All for D. O. Fagunwa

Title: Celebrating D. O. Fagunwa: Aspects of African and world literary history
Edited: Adeleke Adeeko and Akin Adesokan
Reviewer: Ayo Adeduntan
Publishers: Bookcraft
Year of Publication: 2017

The success of the artist – Yoruba artist particularly – is best gauged by how he mediates culture through his art and how the instances of such mediation become artefact and are themselves set as culture. With D.O. Fagunwa, a third paradigm appears in which the artist is made into a persona in the mold of the work (or characters) he created. Let me return to this later. The canonicity of those five novels – Ogboju Ode, Igbo Olodumare, Ireke Onibudo, Irinkerindo, and Adiitu Olodumare – written by D.O. Fagunwa  does not derive from their depth of constructing and deconstructing culture alone, but how these novels have coalesced into a myth that is now very popular with a public, many of whom do not know, and have not read, Fagunwa. I personally came by this possibility of the writer’s power to permeate, from a remove, the consciousness of those who have never read him during my research into a narrative performance culture among the Yoruba hunters.

In the context of the given that D.O. Fagunwa as an idea offers more tremendous critical possibilities than the attention paid to it yet, Celebrating D.O. Fagunwa: Aspects of African and Literary World History attempts a remedial task of doing, in one volume, as many as possible readings of Fagunwa’s work. A constellation of seventeen cultural exegetes from across four generations opens multiple windows to understanding Fagunwa from such areas as literature, theatre, religion, gender, visual art, translation and zoology. The diversity, according to the editors, was ensured through specifically soliciting contributions from the authors for the conference preliminary to the publication. What impelled this move was the new understanding that Fagunwa “has implications beyond the boundaries of literature and extends into philosophy, anthropology, sociology, religion, gender, and contemporary mythmaking processes” (xxix).

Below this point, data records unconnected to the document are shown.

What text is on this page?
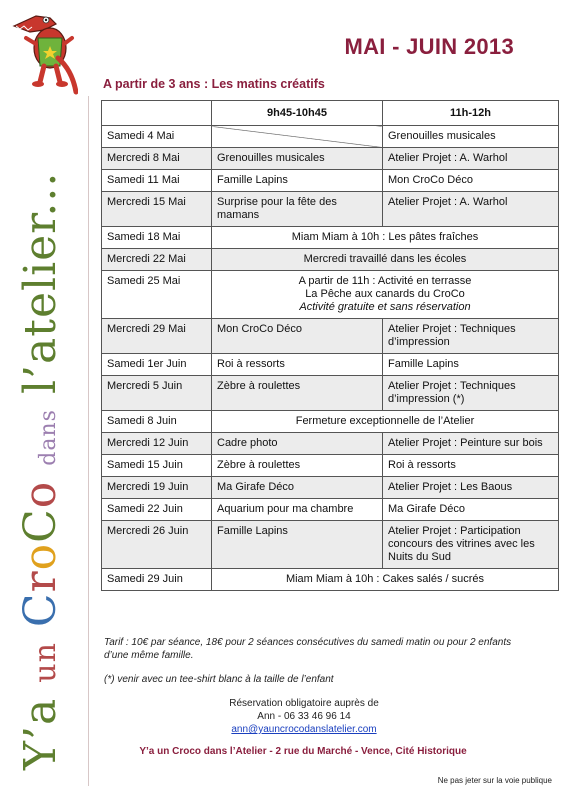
Y’a un CroCo dans l’atelier...
MAI - JUIN 2013
A partir de 3 ans : Les matins créatifs
	9h45-10h45	11h-12h
Samedi 4 Mai		Grenouilles musicales
Mercredi 8 Mai	Grenouilles musicales	Atelier Projet : A. Warhol
Samedi 11 Mai	Famille Lapins	Mon CroCo Déco
Mercredi 15 Mai	Surprise pour la fête des mamans	Atelier Projet : A. Warhol
Samedi 18 Mai	Miam Miam à 10h : Les pâtes fraîches	
Mercredi 22 Mai	Mercredi travaillé dans les écoles	
Samedi 25 Mai	A partir de 11h : Activité en terrasse
La Pêche aux canards du CroCo
Activité gratuite et sans réservation	

Mercredi 29 Mai	Mon CroCo Déco	Atelier Projet : Techniques d’impression
Samedi 1er Juin	Roi à ressorts	Famille Lapins
Mercredi 5 Juin	Zèbre à roulettes	Atelier Projet : Techniques d’impression (*)
Samedi 8 Juin	Fermeture exceptionnelle de l’Atelier	
Mercredi 12 Juin	Cadre photo	Atelier Projet : Peinture sur bois
Samedi 15 Juin	Zèbre à roulettes	Roi à ressorts
Mercredi 19 Juin	Ma Girafe Déco	Atelier Projet : Les Baous
Samedi 22 Juin	Aquarium pour ma chambre	Ma Girafe Déco
Mercredi 26 Juin	Famille Lapins	Atelier Projet : Participation concours des vitrines avec les Nuits du Sud
Samedi 29 Juin	Miam Miam à 10h : Cakes salés / sucrés	
Tarif : 10€ par séance, 18€ pour 2 séances consécutives du samedi matin ou pour 2 enfants d’une même famille.
(*) venir avec un tee-shirt blanc à la taille de l’enfant
Réservation obligatoire auprès de
Ann - 06 33 46 96 14
ann@yauncrocodanslatelier.com
Y’a un Croco dans l’Atelier - 2 rue du Marché - Vence, Cité Historique
Ne pas jeter sur la voie publique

In the foreword, Wole Soyinka – dramatist, poet and translator of two of Fagunwa’s novels – reveals two dimensions of Fagunwa’s vision: (1) the anti-anthropocentric philosophy which undoes the hitherto advertised man-lord-of-the-earth view, and (2) disappearance of hero-villain moral cleavage, hitherto considered patent in view of Fagunwa’s preachifying narrative frills. The first dimension, of course, twins conveniently with Soyinka’s own idea that man should reconsider the arrogant ontological assumption that he is God or God’s image in view of his long history of guilt. In Fagunwa, there is an unbanishable awareness of the Other, contesting man’s claim to lordship over creation. The second dimension, arising from the first, deconstructs the definite good-versus-bad polarity through moderation of character traits: there are no heroes or villains in the very absolute sense.

Literary critic and teacher Dan Izevbaye, in the first chapter of the collection, reveals that Fagunwa’s expressive medium and strategy are at once limiting and enabling. The grim consequence of Fagunwa’s Yoruba medium is that he was occluded from non-Yoruba audience for a long time and literary critic did not pay him the attention commensurate to his art. But in sharp contrast to the postcolonial nationalist tenor of the literary production of the better part of last century, Fagunwa elected a strategic voice, appropriated from the indigenous past, tempered in the modern present, and prefiguring the future. Whereas the writings, especially of Europhone medium, of that time are characterized by cultural nationalist fervor, Fagunwa adopted persuasion. His narrative voice and strategy not only compel audiences of Christian, Moslem and traditional African backgrounds, they also factor future audience into the loop. Karin Barber enlarges the discussion on audience reach in the next chapter: “[Fagunwa] looked towards an audience that expanded in concentric tiers…, an audience that could include all Yorubas, all Africans, all black people and all of human kind, and which could encompass future generations as well as… present-day readers” (23). Specifically, she calls attention to the originality of Fagunwa’s imagination, especially in the context of an assumption that the writer is but a mere scribal legatee of “existing oral traditions” (19). Apart from the very catholic sources – indigenous and exotic – from which he draws his materials, Fagunwa’s work markedly diverges from the literary mainstream of the time in its varying placement of the scribe between the narrator and the audience, use of oratory, and multiple deployments of inserted written texts. Now what all these have guaranteed for the narrative, according to Barber, is that they create limitless interpretive possibilities.

Poet Niyi Osundare contemplates the possible motive of Fagunwa’s choice of Yoruba medium. The audacity of that choice is best appreciated in the context of the ascendancy of Western values and the fact that Fagunwa had the capacity to write equally in English, and indeed more “correctly” than Tutuola. Osundare adduces convincingly that the English language lacks the expressive capacity to bear the accurate imports of many of Fagunwa’s signs. Indeed, as noted earlier, names of characters and places evolved in his work have become contemporary usages, sometimes by people who have not read Fagunwa.